Until Michael Cosmopoulos looked closer, one of the most significant archeological discoveries of the decade appeared like nothing more than a clump of dirt.
“We nearly missed it,” said Cosmopoulos, the Hellenic Government-Karakas Foundation Professor of Greek Studies at the University of Missouri–St. Louis.
What lay beneath centuries of sediment was a tablet inscribed with Linear B, the earliest known form of Greek writing. It was unearthed at Iklaina, a Bronze Age palace and surrounding city-state, near Pylos, Greece.
During that era, Greece was home to several such palaces where tablets have been found. However, those sites mostly date to around 1,200 B.C., while Cosmopoulos’ 2011 discovery is several centuries older. That makes it the oldest Linear B tablet ever discovered in Greece, and its existence is evidence of an independent Iklaina – possibly the first federal state in the Western world. This subsequently challenged previous understandings of the formation of Mycenaean states.
In recognition of this breakthrough, GREECE IS, a magazine distributed with Greece’s leading newspaper, Kathimerini, ranked Cosmopoulos’ work at Iklaina as one of the “Top 5 Greek Archaeological Discoveries of the Decade.” Outlets such as CNN Greece and National Geographic also covered the discovery.
“It’s important because at that time, clay tablets were used exclusively as state records – specifically tax records,” Cosmopoulos said. “So, by definition, this clay tablet means state bureaucracy. The reason it’s so important is that it’s the earliest such state bureaucracy record that we have in the Western world. It dates to about 1,400 B.C. This pushes back the creation of states by several centuries.”
Cosmopoulos began working at Iklaina in 1999 and has spent time at the site every summer since then. Typically, his team includes 20 to 70 students – many from UMSL but some from international universities – and 15 to 20 staff members and specialists. Research began with a regional survey of the surface, which confirmed it was the largest site in the area, and excavation started in 2006. The team found the tablet in 2011 during routine processing of finds from the dig.
“There was disbelief in the beginning because we didn’t really expect it,” Cosmopoulos said. “Nothing like this had ever been found before.”
The tablet is similar to tax records that have been found at other Greek archeological sites.
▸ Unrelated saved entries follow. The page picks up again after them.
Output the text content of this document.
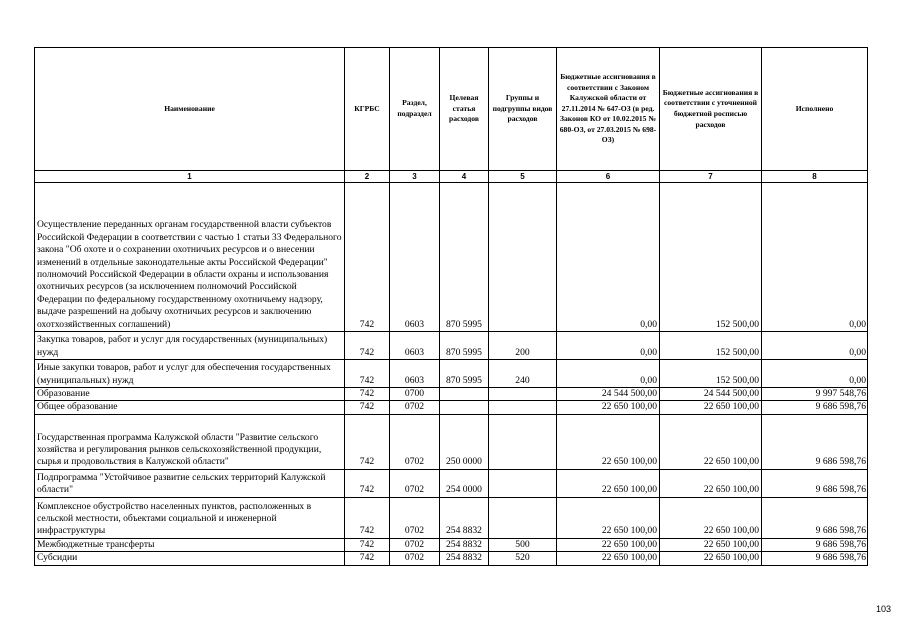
Наименование	КГРБС	Раздел, подраздел	Целевая статья расходов	Группы и подгруппы видов расходов	Бюджетные ассигнования в соответствии с Законом Калужской области от 27.11.2014 № 647-ОЗ (в ред. Законов КО от 10.02.2015 № 680-ОЗ, от 27.03.2015 № 698-ОЗ)	Бюджетные ассигнования в соответствии с уточненной бюджетной росписью расходов	Исполнено
1	2	3	4	5	6	7	8
Осуществление переданных органам государственной власти субъектов Российской Федерации в соответствии с частью 1 статьи 33 Федерального закона "Об охоте и о сохранении охотничьих ресурсов и о внесении изменений в отдельные законодательные акты Российской Федерации" полномочий Российской Федерации в области охраны и использования охотничьих ресурсов (за исключением полномочий Российской Федерации по федеральному государственному охотничьему надзору, выдаче разрешений на добычу охотничьих ресурсов и заключению охотхозяйственных соглашений)	742	0603	870 5995		0,00	152 500,00	0,00
Закупка товаров, работ и услуг для государственных (муниципальных) нужд	742	0603	870 5995	200	0,00	152 500,00	0,00
Иные закупки товаров, работ и услуг для обеспечения государственных (муниципальных) нужд	742	0603	870 5995	240	0,00	152 500,00	0,00
Образование	742	0700			24 544 500,00	24 544 500,00	9 997 548,76
Общее образование	742	0702			22 650 100,00	22 650 100,00	9 686 598,76
Государственная программа Калужской области "Развитие сельского хозяйства и регулирования рынков сельскохозяйственной продукции, сырья и продовольствия в Калужской области"	742	0702	250 0000		22 650 100,00	22 650 100,00	9 686 598,76
Подпрограмма "Устойчивое развитие сельских территорий Калужской области"	742	0702	254 0000		22 650 100,00	22 650 100,00	9 686 598,76
Комплексное обустройство населенных пунктов, расположенных в сельской местности, объектами социальной и инженерной инфраструктуры	742	0702	254 8832		22 650 100,00	22 650 100,00	9 686 598,76
Межбюджетные трансферты	742	0702	254 8832	500	22 650 100,00	22 650 100,00	9 686 598,76
Субсидии	742	0702	254 8832	520	22 650 100,00	22 650 100,00	9 686 598,76
103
One side contains a list of male names and corresponding numbers. Cosmopoulos noted that these records were kept in archives, meaning there are likely more waiting to be discovered.
The opposite side of the tablet contains something unique, though. There is a heading that translates to “manufactured products,” but the tablet is broken below it, making the list of goods unreadable.
“It’s one of the mysteries that we’re trying to solve at the site,” Cosmopoulos said.
Over the years, continued research at Iklaina has turned up other indicators of an early state.
“We have massive, monumental architecture and in archaeology, the more formal and monumental your architecture is the more organized and complex your government is,” he said.
Advanced infrastructure projects at the site such as administrative buildings, a central sewer system, paved roads, paved piazzas and a water distribution system point to a level of coordination and work force only possible through a centralized government – one that was likely a regional capital.
Cosmopoulos said this provides a valuable look into the process of state formation in the ancient world and also helps us reexamine current issues like government and tax systems.
“One of the things that we always impress on our students about archaeology and study of the past is that our world is not disconnected from other cultures in time and space,” he said. “We are part of the same cultural continuum. This extends anywhere from democracy to science to sports – you name it.”
Iklaina has already been studied for more than 20 years, but the site is so vast, Cosmopoulos expects it could be studied for another two decades. Part of the longevity of the project is due to successful grant funding from the likes of the National Endowment for the Humanities, the National Science Foundation and the National Geographic Society.
It’s been worth every minute and cent for Cosmopoulos and his students.
“I had several students who told me after the dig that they felt homesick for Greece,” he said. “They didn’t say they missed it. They said they felt homesick. To me, this shows that they developed a deeper connection with a place and the culture.”